Dans les entreprises où des travailleur·euses sans-papiers feront grève, il faudra encourager que leurs collègues « avec papiers » fassent également grève ! Il faudra également saisir toutes les opportunités pour développer la grève dans les secteurs où des luttes sont déjà engagées en solidarité avec les migrant·es et contre le racisme, comme les écoles, les collèges et les lycées ou le travail social, etc. Et enfin dans les secteurs qui seront déjà engagés dans des grèves au moment où celles des travailleur·euses sans-papiers se déclenchent. Faire grève pour l’égalité des droits, pour la solidarité, pour imposer la régularisation, pour créer les conditions de l’unité de notre classe et un rapport de force général plus propice à gagner également sur d’autres revendications, qu’elles soient pour des salaires, de nouveaux droits, contre des réformes ou pour les retraites.
LA RUE, LA RUE, LA RUE
Avant les grèves de travailleur·euses sans-papiers de 2008-2010, le mouvement des sans-papiers avait déjà développé d’autres modalités de lutte que la grève, qui ont perduré notamment à travers les collectifs de sans-papiers et les réseaux de solidarité : occupations, manifestations, actions, marche nationale, etc. Les victoires des collectifs de mineur·es isolé·es récemment constitués sont des exemples du potentiel de ces modes d’action.
Une grève qui veut gagner des régularisations pour des travailleur·euses devra se battre pour l’égalité des droits de toutes et tous et se combiner avec des revendications et des modes d’action d’un mouvement plus large. En plus des grèves, il faudra lancer des occupations pour réclamer un logement et la reconnaissance des mineur·es isolé·es, organiser des rassemblements de soutien dans les quartiers où des grèves et des occupations seront organisées, des grandes manifestations qui rassemblent l’ensemble des collectifs en lutte et appellent toutes celles et tous ceux qui veulent se battre contre le racisme et qui veulent faire reculer les fascistes à se joindre à la bagarre.
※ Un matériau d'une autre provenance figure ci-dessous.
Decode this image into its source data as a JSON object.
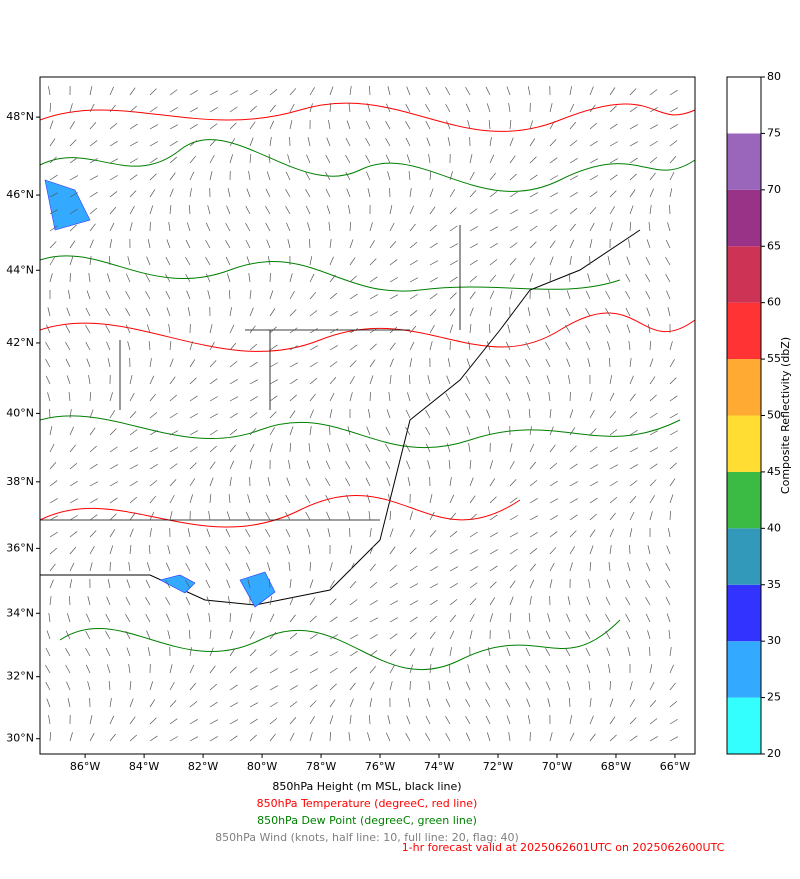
{
  "map": {
    "lon_range": [
      -87.53,
      -65.32
    ],
    "lat_range": [
      29.5,
      49.0
    ],
    "lon_ticks": [
      {
        "value": -86,
        "label": "86°W"
      },
      {
        "value": -84,
        "label": "84°W"
      },
      {
        "value": -82,
        "label": "82°W"
      },
      {
        "value": -80,
        "label": "80°W"
      },
      {
        "value": -78,
        "label": "78°W"
      },
      {
        "value": -76,
        "label": "76°W"
      },
      {
        "value": -74,
        "label": "74°W"
      },
      {
        "value": -72,
        "label": "72°W"
      },
      {
        "value": -70,
        "label": "70°W"
      },
      {
        "value": -68,
        "label": "68°W"
      },
      {
        "value": -66,
        "label": "66°W"
      }
    ],
    "lat_ticks": [
      {
        "value": 48,
        "label": "48°N"
      },
      {
        "value": 46,
        "label": "46°N"
      },
      {
        "value": 44,
        "label": "44°N"
      },
      {
        "value": 42,
        "label": "42°N"
      },
      {
        "value": 40,
        "label": "40°N"
      },
      {
        "value": 38,
        "label": "38°N"
      },
      {
        "value": 36,
        "label": "36°N"
      },
      {
        "value": 34,
        "label": "34°N"
      },
      {
        "value": 32,
        "label": "32°N"
      },
      {
        "value": 30,
        "label": "30°N"
      }
    ]
  },
  "colorbar": {
    "label": "Composite Reflectivity (dbZ)",
    "ticks": [
      20,
      25,
      30,
      35,
      40,
      45,
      50,
      55,
      60,
      65,
      70,
      75,
      80
    ],
    "colors": [
      "#33ffff",
      "#33aaff",
      "#3333ff",
      "#3399bb",
      "#3bbb44",
      "#ffdd33",
      "#ffaa33",
      "#ff3333",
      "#cc3355",
      "#993388",
      "#9966bb",
      "#ffffff"
    ]
  },
  "captions": [
    {
      "text": "850hPa Height (m MSL, black line)",
      "color": "#000000"
    },
    {
      "text": "850hPa Temperature (degreeC, red line)",
      "color": "#ff0000"
    },
    {
      "text": "850hPa Dew Point (degreeC, green line)",
      "color": "#008000"
    },
    {
      "text": "850hPa Wind (knots, half line: 10, full line: 20, flag: 40)",
      "color": "#808080"
    }
  ],
  "forecast": {
    "text": "1-hr forecast valid at 2025062601UTC on 2025062600UTC",
    "color": "#ff0000"
  }
}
A ce stade de développement du racisme d’État en France, un mouvement de grève pour la régularisation se retrouvera nécessairement à devoir se hisser à des niveaux de confrontation sociale qu’il ne pourra affronter que s’il est partie prenante d’un mouvement plus large qui se bat pour l’égalité des droits, pour la reconnaissance de minorité, pour un logement pour tous·tes, contre les CRA et contre le racisme. Seul un tel mouvement pourrait permettre de renverser la vapeur et le fond de l’air raciste, de commencer à faire reculer les fascistes.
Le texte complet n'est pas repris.